Naftohaz’s hopes are anything but ungrounded. In addition to the legal framework, a weighty argument for increasing the transit tariffs will be their current non-bona-fide status, as evidenced by tangible financial losses ($2.0 billion as per international financial report system) sustained by Naftohaz in 2008 and caused, among other things, by the discrepancies between the soaring gas prices and tariff stagnation.

The Russian prime minister could also have his problems to discuss and requests to make. According to some media outlets, Tymoshenko agreed to some concessions in terms of gas transit tariffs and that this agreement was reached two week earlier, during a telephone conversation. It was then the Ukrainian premier asked her Russian counterpart to stop the proceedings in the case RosUrkEnergo vs. Ukraine in Stockholm. (Gazprom has a 50-percent interest in this company, which demands $600 million from Naftohaz in penalties for a delay with payment for the gas supplies in 2008.) Ukraine, for its part, has another thing up its sleeve for Putin: construction of a nuclear fuel recycling plant, a project Russia would like to undertake, beating its formidable American rival, Westinghouse.

Agreements on all these issues may be committed to paper and officially signed during the next meeting of the Russian and Ukrainian prime ministers, likely to take place in Kharkiv this October. Most likely, however, this meeting will take place sometime in December. The Day was informed about this likelihood by the BYuT MP Oleksandr Hudyma, who said that “concessions made in conditions of financial crisis are, in effect, acts of compromise achieved between the prime ministers on the political level.”

He added that the pertinent decisions were not actually voiced because now the two teams are busy assessing the potential losses resulting from the lower transit rate and sanctions for insufficient gas import. Hudyma went on to say that under such conditions the only possibility of receiving concessions from Russia is the gas transit tariff, which can be changed starting from Jan. 1, 2010. In his opinion, Russia was not likely to pressure the signing of such contracts until December 2009, and he said that the two heads of government discussed the Odesa-Brody oil pipeline project.

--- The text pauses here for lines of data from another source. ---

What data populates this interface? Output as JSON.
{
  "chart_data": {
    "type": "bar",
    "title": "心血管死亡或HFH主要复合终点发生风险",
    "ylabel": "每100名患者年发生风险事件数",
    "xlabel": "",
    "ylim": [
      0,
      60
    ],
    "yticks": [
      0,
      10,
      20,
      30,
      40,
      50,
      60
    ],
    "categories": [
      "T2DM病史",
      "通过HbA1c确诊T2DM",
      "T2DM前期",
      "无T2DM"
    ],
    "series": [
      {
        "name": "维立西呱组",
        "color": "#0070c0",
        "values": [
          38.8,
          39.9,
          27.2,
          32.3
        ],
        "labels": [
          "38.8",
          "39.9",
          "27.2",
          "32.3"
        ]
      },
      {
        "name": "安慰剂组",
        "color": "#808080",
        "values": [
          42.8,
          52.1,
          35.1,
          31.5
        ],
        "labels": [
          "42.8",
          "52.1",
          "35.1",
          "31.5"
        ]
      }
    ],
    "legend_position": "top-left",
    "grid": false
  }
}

Hudyma felt sure that Tymoshenko would never accept the idea of “showing Russia the door out of this oil pipeline project before completing the project to supply Caspian Sea oil to the EU.” “In Tymoshenko Ukraine will never have a person who plays such adventurous games just to do damage to Russia.” Hudyma did not deny that Russia may be interested in the nuclear fuel recycling project: “The art of holding talks is in keeping certain positive results undisclosed until a certain date… If we live to see the next year, we’ll see that Ukraine has used not 76 billion cubic meters of gas, as in 2007, but, say, 50 billion. This will mean that Ukraine’s dependence on Russia has dropped from 80 to 50 percent. This will be the breakthrough we have promised our people to accomplish.”